E’ poi seguito il classico terzo tempo a base di birra e di 700 arancini con gli avversari e con i tanti appassionati biancorossi che durante la partita, sugli spalti del “Goretti” hanno urlato “Arriba, arriba, Amatori”, incitando la loro squadra.

Soddisfatto Turi Giammellaro, artefice dalla panchina di questa ennesima promozione.
Quando siamo retrocessi tre anni fa in B - ha sottolineato Giammellaro - mi sono ripromesso che questa squadra doveva tornare nel rugby che conta. Adesso abbiamo la certezza matematica della promozione in A ma dobbiamo disputare ancora due gare contro Sannio e Ragusa e quindi mantenere la vetta della classifica per parteciperà ai play off con le squadre della Top Ten. Ora bisogna lavorare per costruire una grande squadra, puntando sul settore giovanile”.

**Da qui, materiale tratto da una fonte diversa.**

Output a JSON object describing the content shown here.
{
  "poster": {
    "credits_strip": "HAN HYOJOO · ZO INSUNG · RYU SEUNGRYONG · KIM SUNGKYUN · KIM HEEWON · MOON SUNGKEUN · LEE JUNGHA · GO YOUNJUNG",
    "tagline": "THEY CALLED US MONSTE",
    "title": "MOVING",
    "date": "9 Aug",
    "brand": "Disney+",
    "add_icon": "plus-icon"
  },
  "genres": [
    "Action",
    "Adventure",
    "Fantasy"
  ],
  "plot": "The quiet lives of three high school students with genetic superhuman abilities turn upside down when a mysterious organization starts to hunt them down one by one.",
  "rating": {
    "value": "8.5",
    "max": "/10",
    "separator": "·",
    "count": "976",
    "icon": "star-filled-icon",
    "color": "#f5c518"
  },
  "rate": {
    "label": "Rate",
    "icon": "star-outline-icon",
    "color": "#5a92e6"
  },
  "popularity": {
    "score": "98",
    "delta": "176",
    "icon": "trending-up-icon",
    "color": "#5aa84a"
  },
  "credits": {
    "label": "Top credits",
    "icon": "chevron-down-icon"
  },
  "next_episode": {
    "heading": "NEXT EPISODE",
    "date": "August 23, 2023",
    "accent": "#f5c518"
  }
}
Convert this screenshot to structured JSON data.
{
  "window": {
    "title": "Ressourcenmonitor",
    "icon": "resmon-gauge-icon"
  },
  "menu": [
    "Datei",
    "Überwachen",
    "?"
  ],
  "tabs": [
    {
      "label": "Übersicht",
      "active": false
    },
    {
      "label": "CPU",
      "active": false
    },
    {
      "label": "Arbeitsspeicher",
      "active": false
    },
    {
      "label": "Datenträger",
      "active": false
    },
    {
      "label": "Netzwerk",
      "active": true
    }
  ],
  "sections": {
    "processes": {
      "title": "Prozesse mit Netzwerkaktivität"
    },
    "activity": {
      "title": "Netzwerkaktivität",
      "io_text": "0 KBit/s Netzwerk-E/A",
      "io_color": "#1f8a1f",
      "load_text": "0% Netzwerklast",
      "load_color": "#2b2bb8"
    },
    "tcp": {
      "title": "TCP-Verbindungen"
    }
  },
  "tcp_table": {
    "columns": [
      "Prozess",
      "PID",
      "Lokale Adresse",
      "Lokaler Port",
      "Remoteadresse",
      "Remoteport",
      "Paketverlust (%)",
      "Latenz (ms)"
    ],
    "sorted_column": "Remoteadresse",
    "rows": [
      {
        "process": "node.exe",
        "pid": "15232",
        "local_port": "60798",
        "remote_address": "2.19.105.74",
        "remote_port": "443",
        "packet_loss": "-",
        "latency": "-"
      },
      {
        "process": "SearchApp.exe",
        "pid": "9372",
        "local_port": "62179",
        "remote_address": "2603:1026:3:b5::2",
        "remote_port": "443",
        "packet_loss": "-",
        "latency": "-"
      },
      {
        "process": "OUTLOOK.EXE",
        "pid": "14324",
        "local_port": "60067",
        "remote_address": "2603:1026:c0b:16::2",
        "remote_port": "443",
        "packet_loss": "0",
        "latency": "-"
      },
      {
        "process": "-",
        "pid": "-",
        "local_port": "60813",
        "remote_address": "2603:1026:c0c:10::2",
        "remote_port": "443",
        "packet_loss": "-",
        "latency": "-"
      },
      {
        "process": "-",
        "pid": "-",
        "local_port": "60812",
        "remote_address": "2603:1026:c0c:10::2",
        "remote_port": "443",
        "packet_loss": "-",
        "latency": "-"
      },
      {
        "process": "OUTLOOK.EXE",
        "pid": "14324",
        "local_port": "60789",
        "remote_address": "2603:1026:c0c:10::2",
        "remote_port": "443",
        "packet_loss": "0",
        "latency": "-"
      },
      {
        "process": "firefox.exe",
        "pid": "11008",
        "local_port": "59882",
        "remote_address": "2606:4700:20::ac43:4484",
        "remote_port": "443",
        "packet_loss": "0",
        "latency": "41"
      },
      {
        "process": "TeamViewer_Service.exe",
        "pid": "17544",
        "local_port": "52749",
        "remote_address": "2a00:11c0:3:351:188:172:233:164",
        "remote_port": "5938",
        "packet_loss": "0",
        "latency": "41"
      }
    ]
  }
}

Emozionato anche Umberto Trebar, altra bandiera biancorossa che ha giocato la sua ultima partita, dato che per raggiunti limiti di età, deve lasciare il rugby giocato. “Avendo compiuto 42 anni - ha aggiunto Trebar - lascio il rugby giocato, con tanti bei ricordi e felice di aver chiuso con la promozione in A dell’Amatori. Adesso il futuro è dei giovani e Catania ha un settore giovanile in continuo fermento”.

Uno tra i protagonisti di questa promozione è Orazio Arancio, terza linea, tornato quest’anno a giocare con l’Amatori, dopo le parentesi con Milan e con la Nazionale.
Con il ritorno in A - spiega Arancio - Catania riacquista una squadra nella massima serie ed in uno sport importante e di tradizione come il rugby. Per l’Amatori è una responsabilità, un impegno importante su cui si deve scommettere e soprattutto programmare seriamente. Siamo stati sull’orlo del precipizio per la crisi cronica di sponsor, che nel Sud è molto accentuata e per non avere più scommesso, curato il settore giovanile, autentico serbatoio della prima squadra. I nuovi sponsor che abbiamo già coinvolto, serviranno ad irrobustire la giovanile. Da un paio di mesi nelle scuole di Catania abbiamo fatto partire un progetto di reclutamento, contattando 4-5 scuole e speriamo di coinvolgerne tante altre in modo da diffondere l’idea del rugby, far capire che i campi di pallovale sono aperti a tutti i ragazzi che vogliono provare questo bellissimo sport”.